Publié le 21 Oct 2014 - 13:12
AFFAIRE HABRE

La partie civile demande la tenue du procès

 

Pour Me Jacqueline Moudeina et Cie, le rejet de l’entraide judiciaire de l’Etat tchadien ne doit pas constituer un frein à la tenue d’un procès équitable pour Hissein Habré.

 

Après les Chambres africaines extraordinaires (CAE), c’est au tour des avocats des victimes du régime de Hissein Habré de monter au créneau pour dénoncer le rejet par le Tchad de l’entraide judiciaire. Saisi par la commission d’instruction des CAE pour le transfèrement de Saleh Younouss et Mahamat Djibrine dit «El Djonto», deux coïnculpés de l’ex-président tchadien en détention préventive à N’Djamena, le Tchad a rejeté la demande des juges sénégalais.

Pour Me Jacqueline Moudeina et ses confrères, ce refus ainsi que le rejet d’une demande de commission rogatoire «montrent le mépris du Tchad pour les Chambres et le mandat de l’Union africaine». A l’analyse de la situation, le collectif considère que cette démarche du Tchad n’est pas le seul acte posé par le régime d’Idriss Déby à l’encontre de la justice.
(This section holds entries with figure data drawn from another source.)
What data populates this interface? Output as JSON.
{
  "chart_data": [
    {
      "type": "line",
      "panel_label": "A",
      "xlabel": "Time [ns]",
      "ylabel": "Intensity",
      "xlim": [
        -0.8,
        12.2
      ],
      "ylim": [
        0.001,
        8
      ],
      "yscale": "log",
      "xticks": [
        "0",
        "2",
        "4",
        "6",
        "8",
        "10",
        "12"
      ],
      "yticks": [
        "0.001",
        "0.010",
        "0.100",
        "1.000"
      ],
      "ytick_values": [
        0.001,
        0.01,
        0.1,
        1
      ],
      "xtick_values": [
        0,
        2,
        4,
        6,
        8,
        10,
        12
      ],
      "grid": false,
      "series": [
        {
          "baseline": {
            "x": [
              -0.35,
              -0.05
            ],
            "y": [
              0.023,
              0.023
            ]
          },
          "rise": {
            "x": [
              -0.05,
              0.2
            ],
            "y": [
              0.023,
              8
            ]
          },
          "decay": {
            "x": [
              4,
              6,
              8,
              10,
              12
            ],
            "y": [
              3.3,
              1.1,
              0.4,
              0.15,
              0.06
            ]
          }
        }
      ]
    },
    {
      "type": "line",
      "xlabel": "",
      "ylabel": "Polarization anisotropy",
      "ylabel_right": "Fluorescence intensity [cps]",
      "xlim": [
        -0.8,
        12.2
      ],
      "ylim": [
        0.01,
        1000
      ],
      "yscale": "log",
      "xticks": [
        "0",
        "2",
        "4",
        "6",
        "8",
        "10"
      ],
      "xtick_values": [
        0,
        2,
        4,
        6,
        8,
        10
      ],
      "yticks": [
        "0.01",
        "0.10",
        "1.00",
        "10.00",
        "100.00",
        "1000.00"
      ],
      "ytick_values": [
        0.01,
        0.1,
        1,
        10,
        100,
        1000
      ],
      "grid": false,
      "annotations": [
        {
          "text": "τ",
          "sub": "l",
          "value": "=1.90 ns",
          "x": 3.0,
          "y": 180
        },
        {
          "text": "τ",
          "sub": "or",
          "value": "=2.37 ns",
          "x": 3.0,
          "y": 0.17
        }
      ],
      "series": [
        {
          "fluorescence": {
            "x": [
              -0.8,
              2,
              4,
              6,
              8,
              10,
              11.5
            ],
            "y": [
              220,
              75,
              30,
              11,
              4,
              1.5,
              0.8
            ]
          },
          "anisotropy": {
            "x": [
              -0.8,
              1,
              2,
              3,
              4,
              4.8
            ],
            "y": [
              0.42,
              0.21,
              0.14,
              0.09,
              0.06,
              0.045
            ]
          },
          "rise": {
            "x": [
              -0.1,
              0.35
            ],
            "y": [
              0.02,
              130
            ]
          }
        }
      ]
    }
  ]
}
Les avocats font remarquer «qu’après un an de promesses non tenues, les autorités tchadiennes ont ralenti la procédure, montrant ainsi qu’elles ne respectent pas la justice africaine et internationale».

«Habré, principal responsable des abus massifs»

Cependant, les conseils des victimes estiment que «le non-transfèrement des complices de Habré ne doit plus retarder la tenue du procès à Dakar». Les robes noires avancent comme argument le fait que l’ex-président «est le principal responsable des abus massifs commis pendant son régime». Il s’y ajoute que «l’objectif de la longue lutte des survivants, des veuves et des orphelins a toujours été de traduire en justice Hissein Habré, le chef de l’Etat, qui dirigeait la répression». C’est pourquoi ils exhortent les CAE «à aller de l’avant et montrer l’exemple en jugeant l’ancien dictateur».

Sur un autre volet, le collectif reste sceptique quant à la réelle volonté du Tchad de juger les présumés complices de Habré. La preuve, les avocats font remarquer qu’aucune poursuite n’a été initiée contre les «anciens tortionnaires» depuis qu’une plainte a été déposée contre ces derniers devant les juridictions tchadiennes. C’était en 2000. «En dépit des insistances de leurs avocats et des organisations de défense des droits de l’Homme», note le communiqué.

Ainsi, loin d’être enflammés par les promesses de N’Djamena, les conseils des victimes font savoir qu’ils «ne veulent pas d’une procédure expéditive, comme cela semble se profiler, mais de procès justes, équitables et transparents». Ils invitent le gouvernement tchadien «à aller de l’avant et traduire en justice ces deux individus, inculpés pour les mêmes faits au Tchad et en détention à N’Djaména, ainsi que tous les autres complices de Habré, dans le respect des standards internationaux et de la procédure pénale ».

Me El Hadj Diouf : « il n’y aura jamais de procès »

Si les avocats des victimes de Hissein Habré semblent habités par le doute, ce n’est pas le cas de Me El Hadj Diouf. Le conseiller de l’ex-président tchadien est formel. Il reste persuadé qu’avec ou sans cette attitude de N’Djamena, il n’y aura jamais de procès. «Comme je l’ai toujours dit, il n’y aura et il ne peut y avoir de procès. La procédure n’a même pas démarré», a tranché Me Diouf au téléphone d’EnQuête. «En droit, le complice emprunte la criminalité de l’auteur et en l’espèce, Habré n’est qu’un complice. Or les vrais coupables ne seront jamais traduits». A ses yeux, l’actuel président Idriss Déby a voulu faire du «maquillage» et du «cinéma» en procédant à l’arrestation de deux personnes uniquement. «Comment deux personnes peuvent-elles tuer 40 mille personnes ? C’est insensé», s’est interrogé notre interlocuteur.

S’attaquant encore une fois au président tchadien, Me Diouf estime que «si tout se passe bien, c’est Déby qui devrait être inculpé et jugé. Et qu’il n’y aura pas de procès tant qu’il ne sera pas arrêté». Mais par la force des «ONG de défense des droits de l’Homme qui ont fait de cette affaire un fonds de commerce, c’est le héros national Hissein Habré qui est inculpé».